Sin demora, el policía arrestó a Caucionnier. Cuando intentó separar la bolsa del cuello del hombretón, se desataron los demonios. Cinco agentes —uno de ellos el mismo que me relató esta historia— hicieron falta para someter a Caucionnier. Se impuso la superioridad numérica, Caucionnier fue encarcelado y el jefe de policía se quedó con la bolsa. Dijo a sus hombres que quería ver qué artículo de contrabando defendía con tanto ahínco aquel criminal.

Poco después de la reyerta, dice mi amigo el policía, el jefe ordenó a sus hombres que condujeran a Caucionnier a su despacho. Estaba furioso. No dejaba de repetir al prisionero: "¿Dónde está?". Caucionnier intentó conservar la calma y suplicó que le devolvieran su collar. Esta vez fue el jefe de policía el que perdió los estribos y apaleó al prisionero con una porra mientras sus oficiales lo sujetaban. Mientras duró la paliza, el jefe no dejaba de preguntar: "¿Dónde está?".

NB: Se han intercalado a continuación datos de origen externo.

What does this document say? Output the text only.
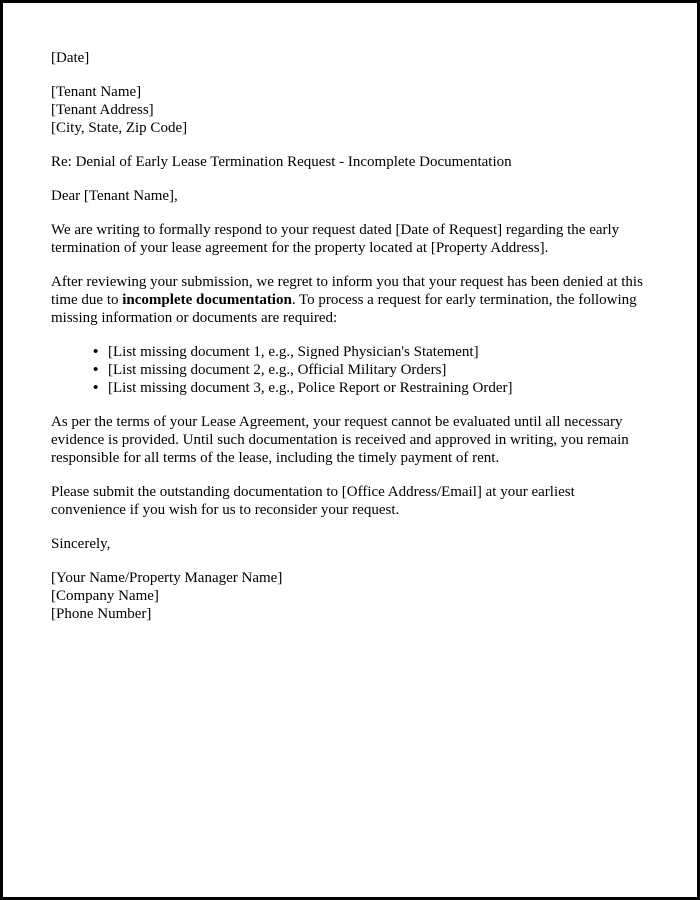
[Date]
[Tenant Name]
[Tenant Address]
[City, State, Zip Code]
Re: Denial of Early Lease Termination Request - Incomplete Documentation
Dear [Tenant Name],
We are writing to formally respond to your request dated [Date of Request] regarding the early termination of your lease agreement for the property located at [Property Address].
After reviewing your submission, we regret to inform you that your request has been denied at this time due to incomplete documentation. To process a request for early termination, the following missing information or documents are required:
• [List missing document 1, e.g., Signed Physician's Statement]
• [List missing document 2, e.g., Official Military Orders]
• [List missing document 3, e.g., Police Report or Restraining Order]
As per the terms of your Lease Agreement, your request cannot be evaluated until all necessary evidence is provided. Until such documentation is received and approved in writing, you remain responsible for all terms of the lease, including the timely payment of rent.
Please submit the outstanding documentation to [Office Address/Email] at your earliest convenience if you wish for us to reconsider your request.
Sincerely,
[Your Name/Property Manager Name]
[Company Name]
[Phone Number]
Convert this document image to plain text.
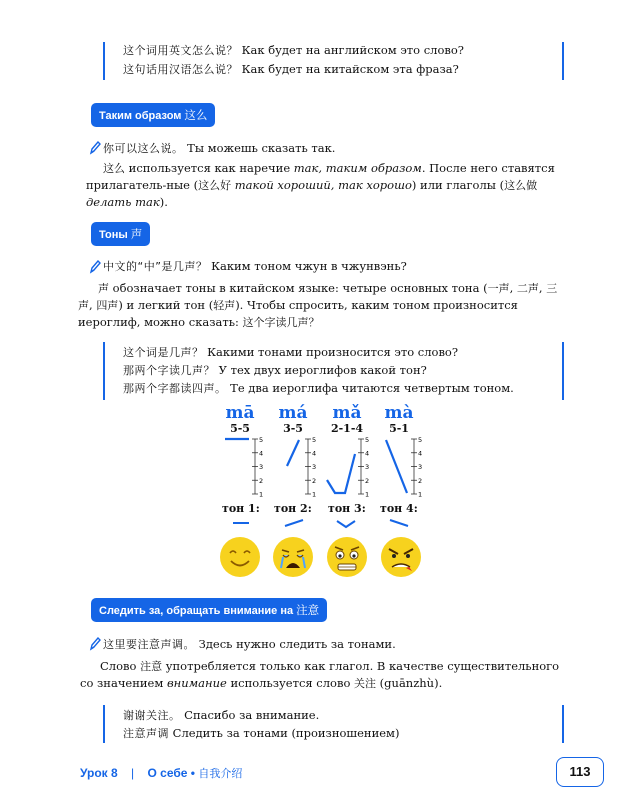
这个词用英文怎么说？ Как будет на английском это слово?
这句话用汉语怎么说？ Как будет на китайском эта фраза?
Таким образом 这么
你可以这么说。 Ты можешь сказать так.
这么 используется как наречие так, таким образом. После него ставятся прилагатель-ные (这么好 такой хороший, так хорошо) или глаголы (这么做 делать так).
Тоны 声
中文的“中”是几声？ Каким тоном чжун в чжунвэнь?
声 обозначает тоны в китайском языке: четыре основных тона (一声, 二声, 三声, 四声) и легкий тон (轻声). Чтобы спросить, каким тоном произносится иероглиф, можно сказать: 这个字读几声？
这个词是几声？ Какими тонами произносится это слово?
那两个字读几声？ У тех двух иероглифов какой тон?
那两个字都读四声。 Те два иероглифа читаются четвертым тоном.
mā
5-5
má
3-5
mǎ
2-1-4
mà
5-1
5
4
3
2
1
5
4
3
2
1
5
4
3
2
1
5
4
3
2
1
тон 1: тон 2: тон 3: тон 4:
Следить за, обращать внимание на 注意
这里要注意声调。 Здесь нужно следить за тонами.
Слово 注意 употребляется только как глагол. В качестве существительного со значением внимание используется слово 关注 (guānzhù).
谢谢关注。 Спасибо за внимание.
注意声调 Следить за тонами (произношением)
Урок 8 | О себе • 自我介绍	113
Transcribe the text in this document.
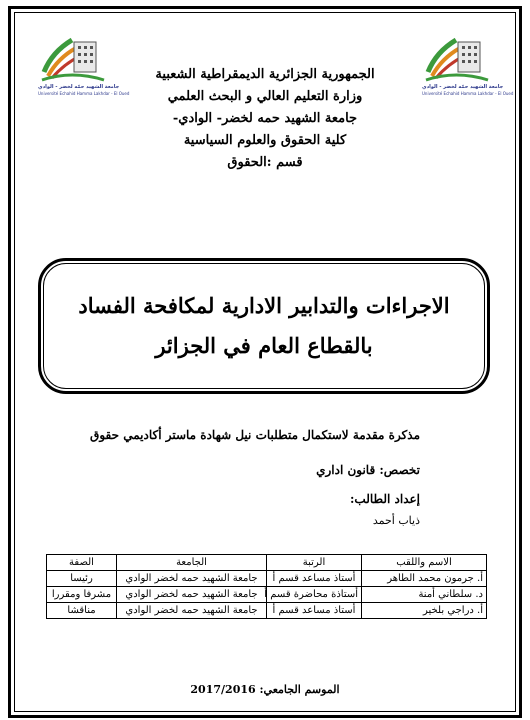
جامعة الشهيد حمّه لخضر - الوادي
Université Echahid Hamma Lakhdar - El Oued
جامعة الشهيد حمّه لخضر - الوادي
Université Echahid Hamma Lakhdar - El Oued
الجمهورية الجزائرية الديمقراطية الشعبية
وزارة التعليم العالي و البحث العلمي
جامعة الشهيد حمه لخضر- الوادي-
كلية الحقوق والعلوم السياسية
قسم :الحقوق
الاجراءات والتدابير الادارية لمكافحة الفساد
بالقطاع العام في الجزائر
مذكرة مقدمة لاستكمال متطلبات نيل شهادة ماستر أكاديمي حقوق
تخصص: قانون اداري
إعداد الطالب:
ذياب أحمد
الاسم واللقب	الرتبة	الجامعة	الصفة
أ. جرمون محمد الطاهر	أستاذ مساعد قسم أ	جامعة الشهيد حمه لخضر الوادي	رئيسا
د. سلطاني أمنة	أستاذة محاضرة قسم أ	جامعة الشهيد حمه لخضر الوادي	مشرفا ومقررا
أ. دراجي بلخير	أستاذ مساعد قسم أ	جامعة الشهيد حمه لخضر الوادي	مناقشا
الموسم الجامعي: 2017/2016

Más tarde, dice mi amigo, después de que Caucionnier hubiera cumplido sentencia en la cárcel, regresó para enfrentarse al jefe de policía y recuperar lo que le pertenecía. El jefe amenazó con volver a arrestarlo. Caucionnier se marchó, pero no sin antes anunciar: "Todos los ladrones sufren el lamento de los condenados".

El jefe de policía hizo como si no hubiera ocurrido nada, según mi amigo, pero aquello cambió esa misma semana. Todo el mundo se dio cuenta. El jefe siempre parecía falto de sueño. Comenzó a tartamudear, y a veces se quedaba dormido escuchando los informes de sus oficiales. Lo hizo una vez delante de mi amigo y se despertó inmediatamente, sobresaltado. Después de varias semanas, comenzó a llamar a sus hombres a su presencia de uno en uno para preguntar si alguno de ellos se había llevado de su despacho lo que él llamaba "una pelota de papel cebolla". Mi amigo dijo que no y preguntó por qué era tan importante. El jefe se lo contó todo, incluido el hecho de que estaba siendo visitado por fantasmas y seguiría así hasta que le devolviera a Caucionnier lo que era suyo. No mucho después, el jefe dimitió y se retiró a la campiña.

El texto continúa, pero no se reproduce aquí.